By Jamal Thomas
January 23, 2020
Montgomery, AL- Auburn University Montgomery (AUM) hosted the Martin Luther King Jr. 2020 Reflections Breakfast earlier this week. Nearly 800 people registered for the event.
“This is one of our favorite events of the year” said Dr. Stockton, Chancellor of the university. “We highlight servant-leadership and honor and individual who helped transform society.”
The keynote speaker for the event was Cyntoia Brown-Long, author, activist, and motivational speaker who wrote the memoir “Free Cyntoia: My Search for Redemption in the American Prison System.” She was granted clemency by Tennessee Governor Bill Haslam last year after serving 15 years of a life sentence for murdering a man who had picked her up for sex at age 16.
Brown-Long shared her childhood experiences that led to a life of drug addiction, sex trafficking, and eventually a murder conviction. As a child, she said she didn’t fit in at school because she was adopted and bi-racial. “I struggled socially and behaviorally. It affected my learning experience.”
Eventually, Brown-Long was expelled from school and spent time at various detention facilities. Some of the older women at the facilities became an influence on her. “The women in the facility taught me that my body was a commodity.”
One fateful night, Brown-Long’s pimp sent her to have sex with a man 43-year-old real estate agent, Johnny Allen. During the encounter, Brown-Long said she was fearing for her life, so she shot and killed him.
While in prison Brown-Long fought. She fought because she was a victim and not a criminal, and because she knew there were other young girls who were incarcerated under similar circumstances. During her discussion, Brown-Long shared how she had experienced unhealthy relationship behaviors. She talked about the time her father’s friend made shrewd remarks to her. “I told my father, and nothing happened.”
Brown-Long also talked about the time when a male teacher at her school wasn’t penalized for having a sexual relationship with a student.
It was a shift of faith that helped Brown-Long to overcome her circumstances and her past.
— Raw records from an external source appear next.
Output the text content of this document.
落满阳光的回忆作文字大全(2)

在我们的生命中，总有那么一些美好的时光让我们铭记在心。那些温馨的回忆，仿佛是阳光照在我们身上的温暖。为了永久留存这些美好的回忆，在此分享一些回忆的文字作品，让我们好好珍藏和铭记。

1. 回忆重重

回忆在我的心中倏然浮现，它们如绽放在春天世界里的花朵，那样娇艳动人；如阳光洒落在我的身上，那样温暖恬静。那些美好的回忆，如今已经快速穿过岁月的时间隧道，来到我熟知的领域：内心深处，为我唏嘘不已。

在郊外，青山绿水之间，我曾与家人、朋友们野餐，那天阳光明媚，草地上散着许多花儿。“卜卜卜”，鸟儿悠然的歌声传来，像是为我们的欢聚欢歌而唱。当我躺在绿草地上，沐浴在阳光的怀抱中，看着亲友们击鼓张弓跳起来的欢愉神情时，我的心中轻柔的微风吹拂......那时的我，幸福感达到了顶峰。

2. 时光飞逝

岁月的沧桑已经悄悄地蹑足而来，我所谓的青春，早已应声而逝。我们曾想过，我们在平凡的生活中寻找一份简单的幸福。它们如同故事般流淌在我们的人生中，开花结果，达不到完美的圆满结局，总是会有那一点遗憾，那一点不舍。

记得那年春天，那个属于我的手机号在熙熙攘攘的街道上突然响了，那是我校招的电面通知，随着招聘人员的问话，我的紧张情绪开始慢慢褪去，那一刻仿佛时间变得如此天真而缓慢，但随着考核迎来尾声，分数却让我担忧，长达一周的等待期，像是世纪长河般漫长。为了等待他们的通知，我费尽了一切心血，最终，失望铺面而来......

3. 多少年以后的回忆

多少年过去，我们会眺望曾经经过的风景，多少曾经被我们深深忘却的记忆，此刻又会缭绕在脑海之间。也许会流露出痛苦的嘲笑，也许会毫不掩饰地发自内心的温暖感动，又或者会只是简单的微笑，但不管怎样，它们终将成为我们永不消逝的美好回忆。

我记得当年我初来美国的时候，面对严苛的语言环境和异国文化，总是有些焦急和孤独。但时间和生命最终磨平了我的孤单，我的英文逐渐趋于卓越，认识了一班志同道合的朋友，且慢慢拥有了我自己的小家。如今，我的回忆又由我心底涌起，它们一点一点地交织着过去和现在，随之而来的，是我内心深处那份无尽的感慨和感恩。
While incarcerated she got her GED, graduated with a bachelor’s degree, and mentored at-risk youth. “You can never be too busy to be caught up in your own problems to help someone else” Brown-Long said as she was concluding her discussion. “It’s our responsibility to be stewards of the system by doing what we can to change it.”
While in prison Brown-Long launched the GLITTER Project. It stands for “Grassroots Learning Initiative on Teen Trafficking, Exploitation and Rape”.
The discussion with Brown-Long was led by Dr. Joshua M. Roberts, Dean of Students, Diversity and Inclusion.
Special guest in attendance were Mayor of Talladega Timothy Ragland, Judge Tiffany McCord, Judge Monet Gaines, and representatives from The Montgomery Area Chamber of Commerce, The Equal Justice Initiative, Southern Poverty Law Center, and Family Sunshine Center.